Uchul masih tertawa sambil bertepuk tangan. "Jangan kecewa, tapi pria bermata jengjot itu melarangku menyentuhmu."
"Kenapa harus mendengarkan orang itu?"
Jiwasakti merubah raut wajahnya, kini wajah itu datar tanpa ekspresi. "Aku sudah hidup selama ribuan tahun. Selama itu, aku melihat peperangan, kebencian, dendam, amarah, tapi baru pertama kali ada manusia yang menerimaku hanya karena sebuah rasa kesepian. Dari seluruh raga yang aku pernah aku singgahi, hanya dia yang sudi menjadi temanku tanpa meminta banyak kekuatan. Hiduplah ribuan tahun, agar kau mengerti bahwa seorang teman lebih berharga ketimbang seluruh kekuatan yang ada di jagad raya semesta ini."
"Uchul terlalu kuat," celetuk Tomo. "Hanya karena rasa bosan, dia sudi merasuki raga yang sakit. Jika dia menggunakan seluruh kekuatannya, ragaku pasti akan hancur karena ketidakberdayaanku. Selama ada di dalam tubuhku, dia hanya menggunakan dua puluh persen kekuatannya untuk menjaga tubuh ini agar tidak rusak. Dia akan mengambil kesadaran wadahnya. Menerimanya, sama saja kau membuang dirimu. Kau itu kuat, kau tidak memerlukan Jiwasakti."
"Aku kuat? Seandainya memang aku sekuat itu, aku tidak akan pernah berdiri di sini dan memohon!" balas Harits.
"Bocah ...."
Harits menatap ke arah Uchul. "Apa yang akan kau lakukan, jika aku membunuh semua orang di sekitarmu saat singgah dalam ragamu? Aku tidak sebaik yang kau pikirkan. Aku membentuk tujuh keluarga terkutuk untuk memulai sebuah peperangan. Tak ada ada jaminan, bahwa ketika aku memberikanmu kekuatan, aku akan bergerak sesuai kehendakmu. Aku tidak pernah tunduk pada setiap jiwa yang ku rebut raganya."
"Ekhmm ...." Tomo berdehem.
"Hey! Aku tidak tunduk padamu, ini hanyalah sikap respect, Bung Tomo," balas Uchul.
"Pada satu kesempatan harusnya Uchul bisa menyelamatkan nyawa seseorang, tapi karena ia menganggap bahwa kematian itu menarik, Uchul membiarkan orang tersebut mati," timpal Tomo. "Saat itu aku memegang kendali penuh atas sadarku, menonton saat-saat orang itu mati. Sementara makhluk yang kau sebut Jiwasakti itu sedang duduk dalam pikiranku sambil tertawa terbahak-bahak. Dia bukanlah makhluk yang pantas kau sembah, dia bukan juru selamat. Dia hanyalah makhluk gila yang tak bisa diprediksi."

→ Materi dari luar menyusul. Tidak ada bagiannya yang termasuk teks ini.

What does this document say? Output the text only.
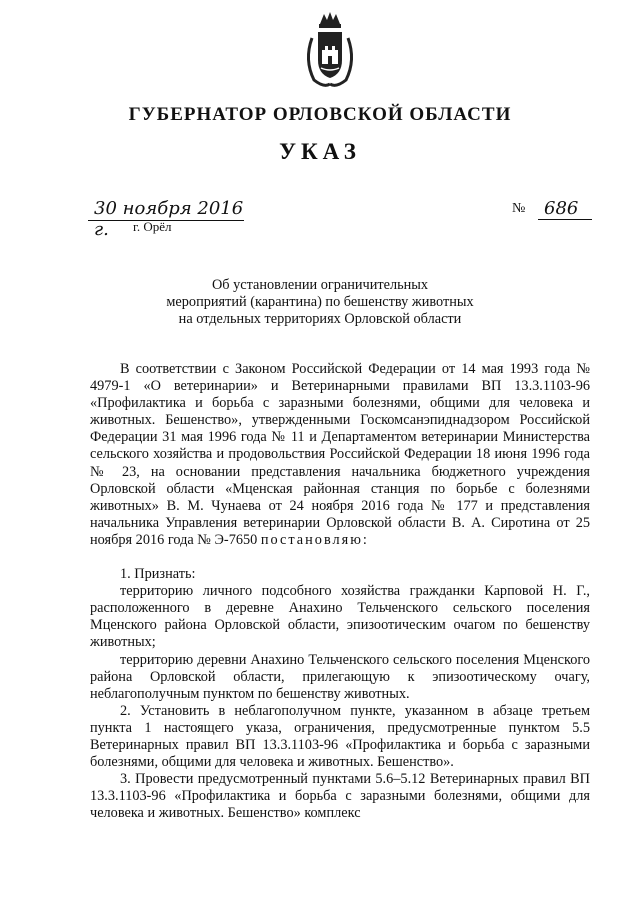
ГУБЕРНАТОР ОРЛОВСКОЙ ОБЛАСТИ
УКАЗ
30 ноября 2016 г.	г. Орёл
№ 686
Об установлении ограничительных
мероприятий (карантина) по бешенству животных
на отдельных территориях Орловской области

В соответствии с Законом Российской Федерации от 14 мая 1993 года № 4979-1 «О ветеринарии» и Ветеринарными правилами ВП 13.3.1103-96 «Профилактика и борьба с заразными болезнями, общими для человека и животных. Бешенство», утвержденными Госкомсанэпиднадзором Российской Федерации 31 мая 1996 года № 11 и Департаментом ветеринарии Министерства сельского хозяйства и продовольствия Российской Федерации 18 июня 1996 года № 23, на основании представления начальника бюджетного учреждения Орловской области «Мценская районная станция по борьбе с болезнями животных» В. М. Чунаева от 24 ноября 2016 года № 177 и представления начальника Управления ветеринарии Орловской области В. А. Сиротина от 25 ноября 2016 года № Э-7650 постановляю:

1. Признать:

территорию личного подсобного хозяйства гражданки Карповой Н. Г., расположенного в деревне Анахино Тельченского сельского поселения Мценского района Орловской области, эпизоотическим очагом по бешенству животных;

территорию деревни Анахино Тельченского сельского поселения Мценского района Орловской области, прилегающую к эпизоотическому очагу, неблагополучным пунктом по бешенству животных.

2. Установить в неблагополучном пункте, указанном в абзаце третьем пункта 1 настоящего указа, ограничения, предусмотренные пунктом 5.5 Ветеринарных правил ВП 13.3.1103-96 «Профилактика и борьба с заразными болезнями, общими для человека и животных. Бешенство».

3. Провести предусмотренный пунктами 5.6–5.12 Ветеринарных правил ВП 13.3.1103-96 «Профилактика и борьба с заразными болезнями, общими для человека и животных. Бешенство» комплекс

"Musuh kami terlalu kuat. Bahkan Dirga Martawangsa mampu dilumpuhkan. Mereka juga menangkap Emil Jayasentika." Harits sebenarnya frustasi. Ia merasa kecewa pada dirinya sendiri karena tak mampu berkutik. Rasanya benar-benar putus asa karena rasa takut pada musuhnya. "Aku hanya ingin melindungi senyum mereka semua ...."
Uchul hanya menggeleng. Namun, Harits masih berusaha. "Bagaimana jika masih ada keturunan Angkhara yang masih hidup? Apa jawabanmu, Jiwasakti? Pasti ada alasan kenapa kau membunuh seluruh keluarga itu, bukan?"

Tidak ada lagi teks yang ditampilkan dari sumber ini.